“Mr.ドラフト”の野球日記BACK NUMBER
早稲田トリオ旋風の中…柳田・千賀・甲斐を一挙に!ドラフト史に刻まれるソフトバンクの伝説指名
text by
小関順二Junji Koseki
photograph byMami Yamada
posted2020/10/16 11:02
ドラフト指名を受けてインタビューを受ける早大時代の(左から)大石、斎藤、福井
“引きの強さ”を見せつけた日ハム
◇2010年日本ハム指名一覧◇
1位 斎藤佑樹(早稲田大・投手)
2位 西川遥輝(智弁和歌山高・外野手)
3位 乾真大(東洋大・投手)
4位 榎下陽大(九州産業大・投手)
5位 谷口雄也(愛工大名電高・外野手)
6位 齊藤勝(セガサミー・投手)
プロ野球界でドラフト巧者と言えば最初に頭に浮かぶのが日ハムだ。1位では他球団との競合を恐れず「その年に最もいい選手を指名する」を信条とし、04年以降はダルビッシュ有、中田翔、菅野智之(入団拒否)、大谷翔平、有原航平を指名。それぞれをプロ野球界を代表する選手に育て上げている。
この年も4球団が競合した斎藤に入札し、見事当たりクジをゲット。引きの強さを証明した。だが、その斎藤はここまで大きな足跡を残したとは言いづらい。
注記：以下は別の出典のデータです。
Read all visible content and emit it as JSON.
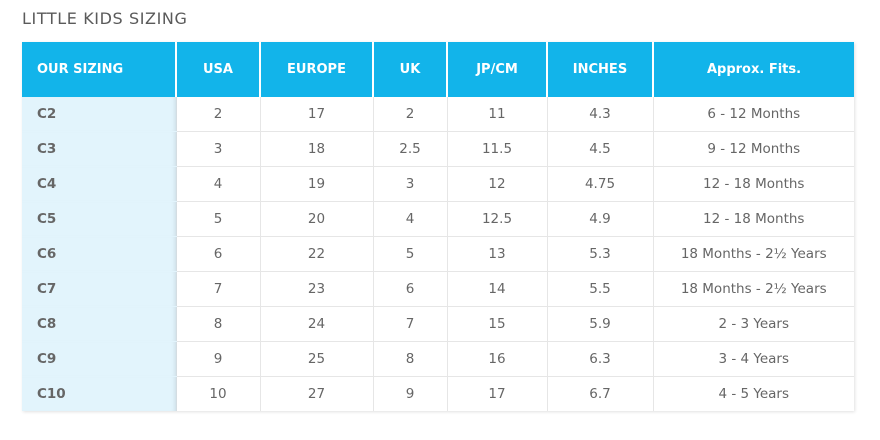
{
  "title": "LITTLE KIDS SIZING",
  "colors": {
    "header_bg": "#12b4ea",
    "first_col_bg": "#e2f4fc",
    "text": "#666666"
  },
  "table": {
    "headers": [
      "OUR SIZING",
      "USA",
      "EUROPE",
      "UK",
      "JP/CM",
      "INCHES",
      "Approx. Fits."
    ],
    "rows": [
      [
        "C2",
        "2",
        "17",
        "2",
        "11",
        "4.3",
        "6 - 12 Months"
      ],
      [
        "C3",
        "3",
        "18",
        "2.5",
        "11.5",
        "4.5",
        "9 - 12 Months"
      ],
      [
        "C4",
        "4",
        "19",
        "3",
        "12",
        "4.75",
        "12 - 18 Months"
      ],
      [
        "C5",
        "5",
        "20",
        "4",
        "12.5",
        "4.9",
        "12 - 18 Months"
      ],
      [
        "C6",
        "6",
        "22",
        "5",
        "13",
        "5.3",
        "18 Months - 2½ Years"
      ],
      [
        "C7",
        "7",
        "23",
        "6",
        "14",
        "5.5",
        "18 Months - 2½ Years"
      ],
      [
        "C8",
        "8",
        "24",
        "7",
        "15",
        "5.9",
        "2 - 3 Years"
      ],
      [
        "C9",
        "9",
        "25",
        "8",
        "16",
        "6.3",
        "3 - 4 Years"
      ],
      [
        "C10",
        "10",
        "27",
        "9",
        "17",
        "6.7",
        "4 - 5 Years"
      ]
    ]
  }
}
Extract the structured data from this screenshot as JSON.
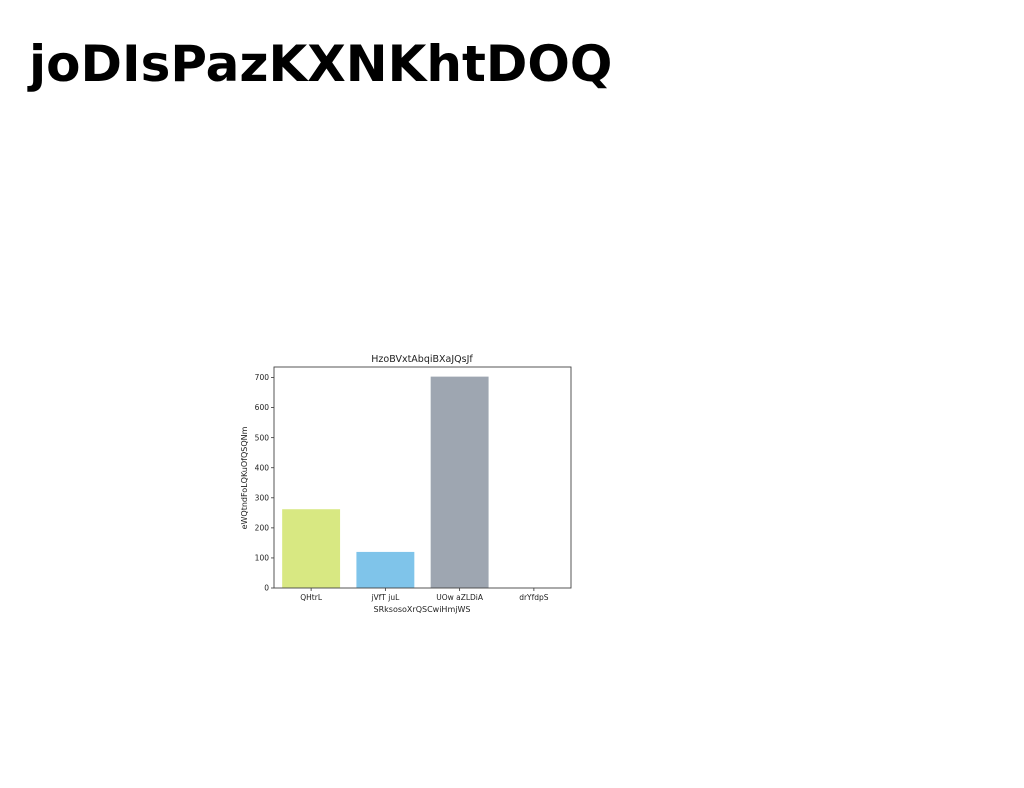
{
  "page": {
    "title": "joDIsPazKXNKhtDOQ"
  },
  "chart_data": {
    "type": "bar",
    "title": "HzoBVxtAbqiBXaJQsJf",
    "xlabel": "SRksosoXrQSCwiHmjWS",
    "ylabel": "eWQtndFoLQKuOfQSQNm",
    "categories": [
      "QHtrL",
      "jVfT juL",
      "UOw aZLDiA",
      "drYfdpS"
    ],
    "values": [
      262,
      120,
      703,
      0
    ],
    "colors": [
      "#d8e882",
      "#7fc4ea",
      "#9ea6b1",
      "#cccccc"
    ],
    "ylim": [
      0,
      735
    ],
    "yticks": [
      0,
      100,
      200,
      300,
      400,
      500,
      600,
      700
    ],
    "grid": false,
    "legend": "none"
  }
}
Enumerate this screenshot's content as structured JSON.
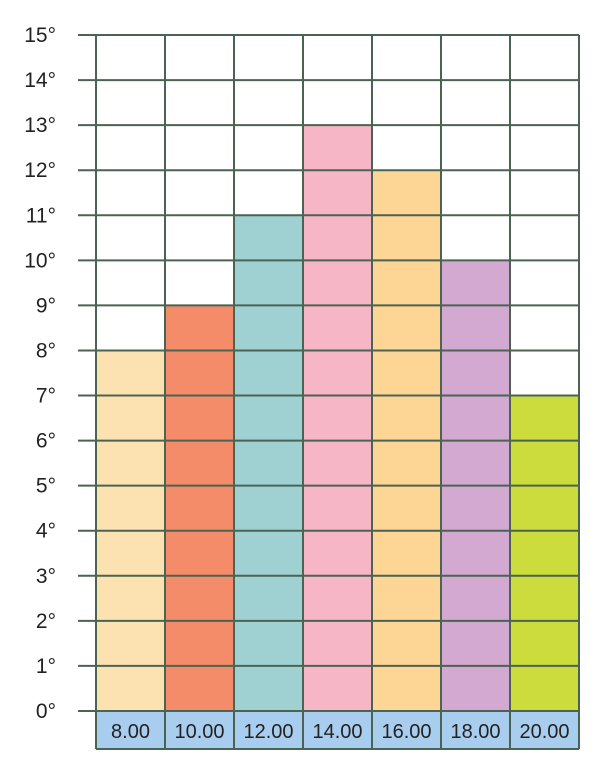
{
  "chart_data": {
    "type": "bar",
    "categories": [
      "8.00",
      "10.00",
      "12.00",
      "14.00",
      "16.00",
      "18.00",
      "20.00"
    ],
    "values": [
      8,
      9,
      11,
      13,
      12,
      10,
      7
    ],
    "bar_colors": [
      "#fde2b1",
      "#f48c6a",
      "#9fd1d3",
      "#f7b6c6",
      "#fdd594",
      "#d3a9d1",
      "#cbdc3c"
    ],
    "y_ticks": [
      "0°",
      "1°",
      "2°",
      "3°",
      "4°",
      "5°",
      "6°",
      "7°",
      "8°",
      "9°",
      "10°",
      "11°",
      "12°",
      "13°",
      "14°",
      "15°"
    ],
    "ylim": [
      0,
      15
    ],
    "title": "",
    "xlabel": "",
    "ylabel": "",
    "grid": true,
    "grid_color": "#4a6352",
    "x_label_background": "#a9cdee"
  }
}
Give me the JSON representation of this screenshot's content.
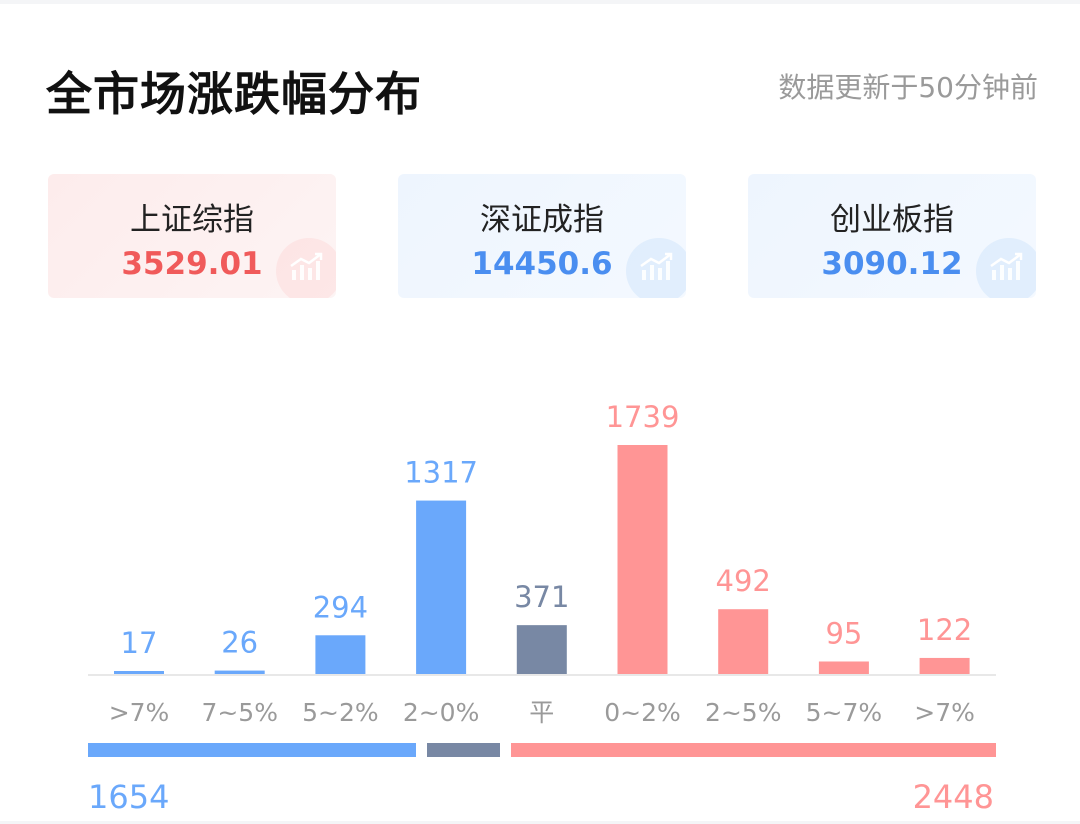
{
  "header": {
    "title": "全市场涨跌幅分布",
    "update_text": "数据更新于50分钟前"
  },
  "indices": [
    {
      "name": "上证综指",
      "value": "3529.01",
      "color": "#f05a5a",
      "theme": "red",
      "icon": "trend-up-icon"
    },
    {
      "name": "深证成指",
      "value": "14450.6",
      "color": "#4a8ef0",
      "theme": "blue",
      "icon": "trend-up-icon"
    },
    {
      "name": "创业板指",
      "value": "3090.12",
      "color": "#4a8ef0",
      "theme": "blue",
      "icon": "trend-up-icon"
    }
  ],
  "colors": {
    "down": "#6aa8fb",
    "flat": "#7888a4",
    "up": "#ff9595",
    "axis": "#e8e8e8",
    "tick": "#9a9a9a"
  },
  "chart_data": {
    "type": "bar",
    "categories": [
      ">7%",
      "7~5%",
      "5~2%",
      "2~0%",
      "平",
      "0~2%",
      "2~5%",
      "5~7%",
      ">7%"
    ],
    "values": [
      17,
      26,
      294,
      1317,
      371,
      1739,
      492,
      95,
      122
    ],
    "groups": [
      "down",
      "down",
      "down",
      "down",
      "flat",
      "up",
      "up",
      "up",
      "up"
    ],
    "title": "全市场涨跌幅分布",
    "ylim": [
      0,
      1739
    ],
    "grid": false
  },
  "summary": {
    "down_total": 1654,
    "flat_total": 371,
    "up_total": 2448,
    "down_label": "1654",
    "up_label": "2448"
  }
}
ハンカチ王子として甲子園を沸かせた右腕は今年でもう32歳。ひと花咲かせることができるだろうか。
中学時代から異次元のスピード
プロ入り後、最も活躍したのは2位西川だ。
筆者が西川を初めて観たのは彼が中学2年のとき。全国大会ジャイアンツカップに敗れたあとのエキシビションゲームでその足の速さに驚いた。当時の中学3年生の一塁到達タイムは平均で5秒以上かかっていたが、西川はバントの時に4.2秒台で一塁に到達した。智弁和歌山高に進学後も注意深く見守った。
甲子園では足や肩など常に故障を抱えた状態での出場となったが、その才能を見抜いた日本ハムは2位という高順位で指名している。2年目の12年には早くも71試合に出場、14年には147安打を放ち、43盗塁でタイトルに輝いた。
5位谷口も未だ現役で健在。12年以降、17年を除いてコンスタントに試合に出場し続け、貴重なバイプレーヤーとして存在感を発揮している。